Systemic Radiation Therapy uses radiopharmaceuticals, given by injection or IV, that collect where the cancer is and deliver their radiation there to kill the cancer cells. There is highly specific targeting of radiation with radionucleotides that decay within the body in specific locations. This is seen in iodine-131 for thyroid tumours, radium-223 for bone metastases and radioactive beads used for liver cancer.
How does radiotherapy work?
Generally, radiation therapy works by damaging the DNA of cells and destroys their ability to reproduce. Both normal and cancer cells are affected by radiation, but cancer cells have generally impaired ability to repair their damage which leads to cell death. All tissues have a tolerance level, or maximum dose, beyond which irreparable damage may occur.
Fractionation, or dividing the total dose into small daily fractions over several weeks which takes advantage of differential repair abilities of normal and malignant tissues. Fractionation spares normal tissue through repair and repopulation while increasing damage to tumour cells through redistribution and reoxygenation.

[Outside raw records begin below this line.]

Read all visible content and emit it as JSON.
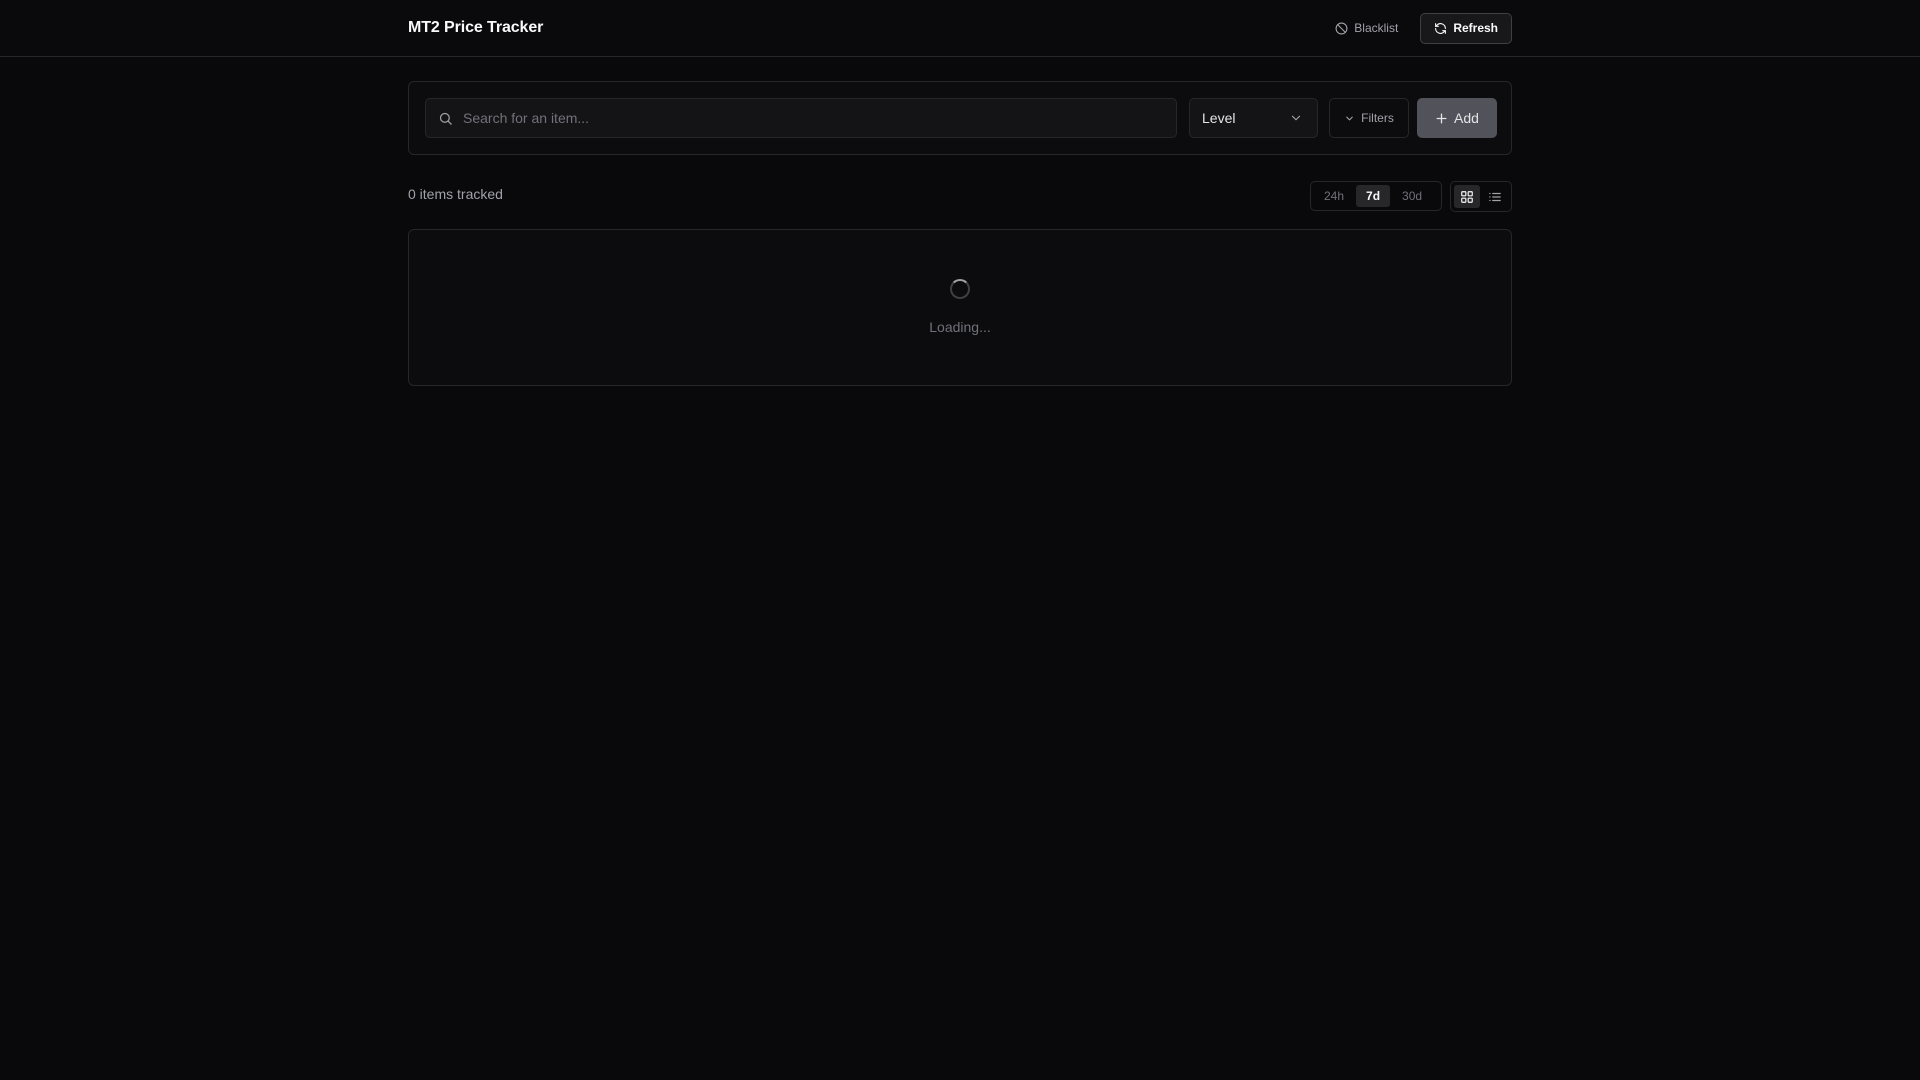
{
  "header": {
    "title": "MT2 Price Tracker",
    "blacklist_label": "Blacklist",
    "refresh_label": "Refresh"
  },
  "search": {
    "placeholder": "Search for an item...",
    "value": "",
    "level_selected": "Level",
    "filters_label": "Filters",
    "add_label": "Add"
  },
  "summary": {
    "count_text": "0 items tracked"
  },
  "time_ranges": {
    "options": [
      "24h",
      "7d",
      "30d"
    ],
    "selected": "7d"
  },
  "view_modes": {
    "selected": "grid",
    "icons": [
      "grid-icon",
      "list-icon"
    ]
  },
  "status": {
    "loading_text": "Loading..."
  },
  "colors": {
    "background": "#09090b",
    "panel": "#0c0c0e",
    "border": "#27272a",
    "accent_button": "#52525b"
  }
}
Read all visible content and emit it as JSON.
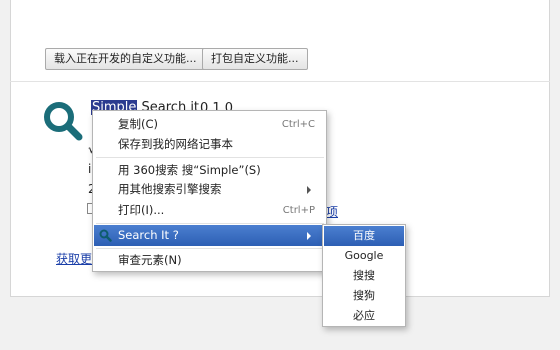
{
  "toolbar": {
    "load_unpacked_label": "载入正在开发的自定义功能...",
    "pack_label": "打包自定义功能..."
  },
  "extension": {
    "name_selected": "Simple",
    "name_rest": " Search it",
    "version": "0.1.0",
    "icon": "magnifier-icon",
    "icon_color": "#1b6d79"
  },
  "background": {
    "options_link_tail": "项",
    "get_more_link": "获取更",
    "fragments": [
      "√",
      "i",
      "2"
    ]
  },
  "context_menu": {
    "items": [
      {
        "label": "复制(C)",
        "shortcut": "Ctrl+C"
      },
      {
        "label": "保存到我的网络记事本",
        "shortcut": ""
      },
      {
        "label": "用 360搜索 搜“Simple”(S)",
        "shortcut": ""
      },
      {
        "label": "用其他搜索引擎搜索",
        "shortcut": ""
      },
      {
        "label": "打印(I)...",
        "shortcut": "Ctrl+P"
      },
      {
        "label": "Search It ?",
        "shortcut": "",
        "icon": "search-icon"
      },
      {
        "label": "审查元素(N)",
        "shortcut": ""
      }
    ]
  },
  "submenu": {
    "items": [
      "百度",
      "Google",
      "搜搜",
      "搜狗",
      "必应"
    ]
  },
  "colors": {
    "highlight": "#2d5fb4",
    "link": "#1a3ea8"
  }
}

What are the factors that affect radio-sensitivity?
Factors which affect radio-sensitivity include physical (LET and dose rate), chemical (increased oxygen, cytotoxic drugs, and sulfhydryl compounds), and biological status such as stage of mitosis.
How is the radiation dose calculated?
The absorbed dose is the quantity of radiation absorbed per unit mass of absorbing material. The RAD (Radiation absorbed dose) is the traditional basic unit. The modern unit is the Gray (Gy or cGy), and is defined as 1 J absorbed/Kg.
Who is included in the radiation oncology team?
The radiation oncology team include a clinical oncologist, medical physicist, planning radiographers and treatment radiographers. Radiotherapy may be used as a neoadjuvant, adjuvant or palliative measure.
What conditions is radiotherapy used for?
Radiation therapy is used for adjuvant/neoadjuvant therapy in breast, prostate, lung, ano-rectal, oesophagus, head/neck, brain, skin, gynaecological, lymphomas, bladder, and sarcoma. Most side effects occur at the end of a treatment course. Treatment course usually run over 5 days a week for up to 10 weeks.
Palliative radiotherapy is useful for spinal cord compression, vascular compression (superior vena cava syndrome), bronchial obstruction, GI bleeding, gynaecological bleeding, oesophageal obstruction, and bone pain.
What are the side effects of radiation?
Radiation side effects include breast swelling and skin erythema, nausea, vomiting, diarrhoea, cough, SOB, oesophageal irritation, taste alternation, dry mouth, mucositis, skin redness, hair loss, scalp redness, urinary frequency, vaginal irritation, impotence, and fatigue but all these symptoms are dependent on the site which is being radiated.